Me, with    award certificate at Ozark Creative Writers Conference.

 

 

 Billie Louise Jones began writing when she was twelve.  After going through all the horse and dog books, she took to what she called "queen books,"  about women who were glamourous and powerful and captivating and did things.  When reading Young Bess, by Margaret Irwin, she became interested in a brief word portrait of Elizabeth's mother and thought that lady should have a book of her own.  Not knowing then that Anne Boleyn was historical novelists' favorite tragic heroine, she commenced to research and write.  As it turned out, she does not now write historical fiction but contemporary stories with implied social commentary.

 

She has been published in some literary magazines:  Phoebe, The New Orleans Review, Struggle, Palo Alto Review, Timber Creek Review, The Long Story, South Dakota Review, The Storyteller, and others now sadly defunct.  She has been included in the anthologies Tales From the Capitol, On the Clock, Elderhostel's Anniversary Odyssey, and Cactus Country.  Blue Cubicle Press published two chapbooks in their Overtime series, Things Happen That Way and Malignance.  She has had stories online in the magazines Midwest Literary Magazine, CC&D, and Comets and Criminals.  She won honorable mention in the 2008 Lorian Hemingway Short Story Competition.

 

She has been a clerk, typist, caseworker for the NYC Department of Social Service, temp worker, caseworker for the Texas Income Maintenance, bookstore clerk (used, new, and remainder stores), telemarketer, substitute teacher, retail sales clerk and cashier, mail prepper (private), and door greeter.  There are stories everywhere.

 

She was born in Shreveport, Louisiana, and lived in little towns in north and south Louisiana.  Her family moved to Dallas when she was in junior high school.  She won the local Ready Writing championship when she was at W. H. Adamson High School.  Her English teacher, Mrs.

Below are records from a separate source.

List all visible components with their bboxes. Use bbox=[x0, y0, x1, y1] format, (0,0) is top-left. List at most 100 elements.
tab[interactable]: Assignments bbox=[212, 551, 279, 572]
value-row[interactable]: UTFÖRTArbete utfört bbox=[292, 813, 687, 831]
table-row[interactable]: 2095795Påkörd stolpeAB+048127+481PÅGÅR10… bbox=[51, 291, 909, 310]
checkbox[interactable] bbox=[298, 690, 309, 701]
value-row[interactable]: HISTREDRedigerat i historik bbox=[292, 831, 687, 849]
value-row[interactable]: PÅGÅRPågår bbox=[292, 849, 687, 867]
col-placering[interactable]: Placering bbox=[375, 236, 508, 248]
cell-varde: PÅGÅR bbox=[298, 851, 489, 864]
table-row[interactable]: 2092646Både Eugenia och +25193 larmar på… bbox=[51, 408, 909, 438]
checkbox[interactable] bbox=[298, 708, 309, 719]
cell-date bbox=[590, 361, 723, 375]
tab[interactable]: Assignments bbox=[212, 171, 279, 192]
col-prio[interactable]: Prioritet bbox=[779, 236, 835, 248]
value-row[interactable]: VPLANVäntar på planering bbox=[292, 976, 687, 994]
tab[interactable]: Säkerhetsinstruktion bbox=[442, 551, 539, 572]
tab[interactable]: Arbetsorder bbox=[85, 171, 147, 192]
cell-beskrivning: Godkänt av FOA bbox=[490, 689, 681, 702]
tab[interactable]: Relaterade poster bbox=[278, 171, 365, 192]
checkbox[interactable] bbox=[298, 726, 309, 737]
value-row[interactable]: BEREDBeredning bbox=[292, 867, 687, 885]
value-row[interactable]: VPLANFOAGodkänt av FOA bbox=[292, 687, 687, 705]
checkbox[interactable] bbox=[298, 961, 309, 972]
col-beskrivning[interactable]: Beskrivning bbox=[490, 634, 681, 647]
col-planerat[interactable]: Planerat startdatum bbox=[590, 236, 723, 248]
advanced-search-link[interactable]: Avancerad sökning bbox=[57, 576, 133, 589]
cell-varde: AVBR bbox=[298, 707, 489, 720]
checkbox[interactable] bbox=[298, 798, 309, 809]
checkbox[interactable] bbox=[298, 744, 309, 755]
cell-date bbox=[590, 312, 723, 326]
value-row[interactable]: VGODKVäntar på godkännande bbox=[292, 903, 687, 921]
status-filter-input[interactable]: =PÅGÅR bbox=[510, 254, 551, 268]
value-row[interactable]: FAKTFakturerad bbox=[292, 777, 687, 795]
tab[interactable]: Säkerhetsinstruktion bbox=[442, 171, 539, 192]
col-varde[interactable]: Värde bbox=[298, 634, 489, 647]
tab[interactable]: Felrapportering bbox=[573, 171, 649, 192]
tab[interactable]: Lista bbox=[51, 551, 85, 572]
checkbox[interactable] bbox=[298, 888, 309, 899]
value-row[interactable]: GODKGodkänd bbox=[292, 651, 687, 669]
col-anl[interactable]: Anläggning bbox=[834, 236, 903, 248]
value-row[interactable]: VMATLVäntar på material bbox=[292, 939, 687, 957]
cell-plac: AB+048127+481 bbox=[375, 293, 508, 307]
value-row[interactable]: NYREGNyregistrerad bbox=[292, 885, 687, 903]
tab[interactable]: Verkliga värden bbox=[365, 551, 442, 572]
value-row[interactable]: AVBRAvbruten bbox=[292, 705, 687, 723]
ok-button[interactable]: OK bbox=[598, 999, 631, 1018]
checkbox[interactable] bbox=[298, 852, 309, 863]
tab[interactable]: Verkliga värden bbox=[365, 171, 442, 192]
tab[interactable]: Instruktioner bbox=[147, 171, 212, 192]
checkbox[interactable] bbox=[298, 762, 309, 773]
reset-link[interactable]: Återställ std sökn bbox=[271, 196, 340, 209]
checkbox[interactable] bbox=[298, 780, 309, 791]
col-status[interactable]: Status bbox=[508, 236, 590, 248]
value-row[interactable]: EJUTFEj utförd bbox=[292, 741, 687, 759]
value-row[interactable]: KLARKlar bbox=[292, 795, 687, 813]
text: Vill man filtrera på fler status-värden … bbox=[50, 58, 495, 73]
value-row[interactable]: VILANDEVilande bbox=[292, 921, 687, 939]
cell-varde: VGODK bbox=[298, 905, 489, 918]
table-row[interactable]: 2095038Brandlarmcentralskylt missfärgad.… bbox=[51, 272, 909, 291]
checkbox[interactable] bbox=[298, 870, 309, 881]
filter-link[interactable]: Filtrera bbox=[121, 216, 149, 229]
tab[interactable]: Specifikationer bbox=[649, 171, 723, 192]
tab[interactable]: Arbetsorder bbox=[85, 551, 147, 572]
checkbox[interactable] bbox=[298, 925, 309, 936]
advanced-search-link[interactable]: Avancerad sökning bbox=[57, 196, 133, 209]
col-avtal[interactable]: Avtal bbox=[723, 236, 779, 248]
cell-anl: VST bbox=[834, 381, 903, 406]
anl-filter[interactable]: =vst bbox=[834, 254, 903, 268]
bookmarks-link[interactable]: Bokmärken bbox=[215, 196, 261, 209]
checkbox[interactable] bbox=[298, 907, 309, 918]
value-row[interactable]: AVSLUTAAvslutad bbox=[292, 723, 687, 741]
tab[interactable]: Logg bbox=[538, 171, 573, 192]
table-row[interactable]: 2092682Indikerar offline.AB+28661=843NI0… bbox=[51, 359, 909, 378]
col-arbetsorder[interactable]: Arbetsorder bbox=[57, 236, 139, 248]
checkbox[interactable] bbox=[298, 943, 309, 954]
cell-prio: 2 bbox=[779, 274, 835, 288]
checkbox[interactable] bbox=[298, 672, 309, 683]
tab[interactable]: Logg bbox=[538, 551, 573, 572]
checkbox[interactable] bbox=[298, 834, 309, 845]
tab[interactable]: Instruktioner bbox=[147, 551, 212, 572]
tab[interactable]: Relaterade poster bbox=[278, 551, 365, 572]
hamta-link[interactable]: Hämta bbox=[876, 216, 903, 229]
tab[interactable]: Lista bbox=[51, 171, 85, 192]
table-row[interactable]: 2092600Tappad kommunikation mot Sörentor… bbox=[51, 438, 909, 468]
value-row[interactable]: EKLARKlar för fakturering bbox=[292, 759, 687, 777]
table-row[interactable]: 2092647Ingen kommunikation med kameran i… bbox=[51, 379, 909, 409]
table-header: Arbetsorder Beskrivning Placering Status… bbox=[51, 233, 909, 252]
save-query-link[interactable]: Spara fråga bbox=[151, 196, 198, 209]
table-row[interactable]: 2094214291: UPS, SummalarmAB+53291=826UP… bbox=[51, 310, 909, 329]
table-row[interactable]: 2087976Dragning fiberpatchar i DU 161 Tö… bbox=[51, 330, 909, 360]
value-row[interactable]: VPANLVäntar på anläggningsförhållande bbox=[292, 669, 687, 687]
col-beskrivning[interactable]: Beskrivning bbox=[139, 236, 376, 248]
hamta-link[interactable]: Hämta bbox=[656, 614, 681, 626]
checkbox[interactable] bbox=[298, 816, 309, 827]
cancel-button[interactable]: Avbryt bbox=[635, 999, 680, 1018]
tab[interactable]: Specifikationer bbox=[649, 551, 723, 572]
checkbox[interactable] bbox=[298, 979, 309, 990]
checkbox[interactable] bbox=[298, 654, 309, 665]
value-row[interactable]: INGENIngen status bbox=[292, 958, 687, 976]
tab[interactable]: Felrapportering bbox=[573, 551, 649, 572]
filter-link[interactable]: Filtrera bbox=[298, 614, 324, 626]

Underwood, sponsored her for a scholarship to college.  She got a BA in English from Texas Woman's University.  She lived in the co-op dorm, a system in which the girls did their own cooking and cleaning, a form of scholarship. 

 

Besides small Louisiana towns and Big D, she has lived in New York City, New Orleans, Austin, and Mesquite.  She now lives in a trailer house in her sister's back yard outside of Hot Springs, AR.  The directions to her place include "turn off the paved road."